By Mark Wilson, Esq. | Last updated on

A class action lawsuit against the City of New York can proceed, the Second Circuit ruled today. The lawsuit began when hundreds of Occupy Wall Street protesters marched across the Brooklyn Bridge on October 1, 2011. Halfway across the bridge, they were trapped and arrested by police.

Police claimed the protesters were arrested for impeding traffic, but the protesters claimed that they were lured onto the bridge by police, who they say escorted them onto the bridge, only to arrest them once they were there. Though the police were actually announcing over a megaphone that protesters who entered the roadway would be arrested, the plaintiffs in this claim that they couldn't hear them.

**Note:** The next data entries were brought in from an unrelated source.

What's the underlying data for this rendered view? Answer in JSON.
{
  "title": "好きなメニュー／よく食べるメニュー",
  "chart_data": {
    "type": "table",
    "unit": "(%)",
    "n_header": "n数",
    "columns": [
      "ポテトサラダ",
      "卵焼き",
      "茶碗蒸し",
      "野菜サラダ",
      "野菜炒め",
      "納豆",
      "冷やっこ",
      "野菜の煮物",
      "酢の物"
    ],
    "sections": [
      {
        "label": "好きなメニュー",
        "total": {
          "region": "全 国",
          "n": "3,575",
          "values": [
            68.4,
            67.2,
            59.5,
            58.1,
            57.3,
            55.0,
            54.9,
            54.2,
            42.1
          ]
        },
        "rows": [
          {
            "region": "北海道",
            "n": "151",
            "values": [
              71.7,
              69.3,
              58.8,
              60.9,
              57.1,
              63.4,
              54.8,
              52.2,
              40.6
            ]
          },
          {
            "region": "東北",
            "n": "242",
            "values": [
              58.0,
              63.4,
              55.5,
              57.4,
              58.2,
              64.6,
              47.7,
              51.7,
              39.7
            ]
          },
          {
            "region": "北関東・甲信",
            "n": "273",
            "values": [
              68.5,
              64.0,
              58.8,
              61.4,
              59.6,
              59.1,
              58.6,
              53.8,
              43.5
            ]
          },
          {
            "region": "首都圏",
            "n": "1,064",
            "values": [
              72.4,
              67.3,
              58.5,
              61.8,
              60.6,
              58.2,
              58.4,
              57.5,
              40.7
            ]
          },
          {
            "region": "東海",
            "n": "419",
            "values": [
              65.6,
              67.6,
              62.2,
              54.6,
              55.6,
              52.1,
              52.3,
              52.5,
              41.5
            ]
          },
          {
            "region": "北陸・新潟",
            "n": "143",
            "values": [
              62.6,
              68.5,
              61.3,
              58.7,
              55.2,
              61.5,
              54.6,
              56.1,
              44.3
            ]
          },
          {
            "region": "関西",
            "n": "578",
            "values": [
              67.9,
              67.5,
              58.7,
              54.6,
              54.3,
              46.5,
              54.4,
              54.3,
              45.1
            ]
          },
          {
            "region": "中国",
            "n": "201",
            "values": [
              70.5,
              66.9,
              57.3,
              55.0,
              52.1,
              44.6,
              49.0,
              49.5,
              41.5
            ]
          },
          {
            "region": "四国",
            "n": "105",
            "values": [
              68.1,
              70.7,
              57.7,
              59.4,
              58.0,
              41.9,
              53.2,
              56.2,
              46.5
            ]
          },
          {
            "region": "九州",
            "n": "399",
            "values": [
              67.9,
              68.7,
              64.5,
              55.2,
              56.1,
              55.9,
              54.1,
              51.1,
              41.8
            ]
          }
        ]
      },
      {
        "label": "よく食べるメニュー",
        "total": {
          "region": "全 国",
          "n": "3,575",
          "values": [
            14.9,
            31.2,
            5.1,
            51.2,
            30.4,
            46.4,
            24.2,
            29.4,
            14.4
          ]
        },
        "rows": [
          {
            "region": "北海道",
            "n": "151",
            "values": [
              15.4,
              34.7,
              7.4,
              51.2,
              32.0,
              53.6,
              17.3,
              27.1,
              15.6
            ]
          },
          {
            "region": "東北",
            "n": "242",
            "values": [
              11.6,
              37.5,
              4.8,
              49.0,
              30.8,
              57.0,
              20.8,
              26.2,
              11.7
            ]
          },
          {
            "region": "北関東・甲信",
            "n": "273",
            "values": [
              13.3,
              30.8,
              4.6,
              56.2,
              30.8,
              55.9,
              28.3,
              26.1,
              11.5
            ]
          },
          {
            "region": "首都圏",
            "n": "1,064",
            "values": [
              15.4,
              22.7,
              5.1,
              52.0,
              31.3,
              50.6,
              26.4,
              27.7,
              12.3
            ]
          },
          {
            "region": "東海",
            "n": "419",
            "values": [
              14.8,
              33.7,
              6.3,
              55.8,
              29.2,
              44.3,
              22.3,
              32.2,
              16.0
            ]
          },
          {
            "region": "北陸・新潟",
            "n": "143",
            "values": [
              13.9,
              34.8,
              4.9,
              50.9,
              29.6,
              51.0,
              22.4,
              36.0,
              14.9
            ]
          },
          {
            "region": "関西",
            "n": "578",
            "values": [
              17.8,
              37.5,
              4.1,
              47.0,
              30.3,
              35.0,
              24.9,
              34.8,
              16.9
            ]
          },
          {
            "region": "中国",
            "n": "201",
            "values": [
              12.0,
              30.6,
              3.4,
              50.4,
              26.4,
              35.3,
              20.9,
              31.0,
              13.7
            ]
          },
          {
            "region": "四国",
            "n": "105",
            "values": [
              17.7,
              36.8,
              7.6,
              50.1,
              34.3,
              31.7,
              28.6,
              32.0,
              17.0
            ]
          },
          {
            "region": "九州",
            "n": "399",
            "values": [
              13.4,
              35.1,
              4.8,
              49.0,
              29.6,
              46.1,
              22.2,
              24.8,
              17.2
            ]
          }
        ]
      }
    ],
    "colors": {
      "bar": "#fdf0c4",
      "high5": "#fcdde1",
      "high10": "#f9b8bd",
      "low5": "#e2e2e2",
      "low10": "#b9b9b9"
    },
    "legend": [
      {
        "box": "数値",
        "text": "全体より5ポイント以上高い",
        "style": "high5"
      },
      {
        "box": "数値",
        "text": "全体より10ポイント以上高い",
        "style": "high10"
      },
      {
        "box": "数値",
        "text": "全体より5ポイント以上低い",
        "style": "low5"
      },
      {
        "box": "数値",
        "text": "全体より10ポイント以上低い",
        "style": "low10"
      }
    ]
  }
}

Qualified Immunity Asserted

The City appealed from a district court's denial of its motion to dismiss, citing qualified immunity. The old standby defense for 42 USC § 1983 violations, qualified immunity protects state actors (usually police) as long as their actions were in compliance with the law or it was reasonable for them to believe their actions didn't violate the law.

The question for qualified immunity here turns on whether a reasonable officer would know that he had probable cause to arrest the plaintiffs in light of the admittedly peaceful protest (which adds a First Amendment wrinkle to the arrests).

There's a Factual Dispute

If police are going to arrest protesters for demonstrating, they need to give the demonstrators "fair warning." They also can't give permission and then change their minds, as the police did in Cox v. Louisiana. The officers here had impliedly given protesters permission to march across the sidewalk portion of the Brooklyn Bridge -- but that was all, they claimed. No reasonable officer would think that he or she was inviting the protest into the roadway.

Not quite, said the Second Circuit. There's a factual dispute here -- i.e., what the officers did and said goes to the heart of the officers' reasonableness. At the dismissal stage, all the facts are treated as true unless they're "blatantly contradicted" by the record. Here, the facts established an arguable case against qualified immunity; as such, the case can't be resolved at such an early stage.

Dissent

Judge Debra Ann Livingston dissented on a "law and order" argument, positing a parade of horribles as a result of the majority's ruling. She admonished the majority for misrepresenting the facts and applying the wrong standard for qualified immunity. Contrary to Cox, police in this case gave the protesters no affirmative authorization to enter the bridge's roadway. That protesters believed they could doesn't affect the actions of police, which Judge Livingston said were reasonable and consistent.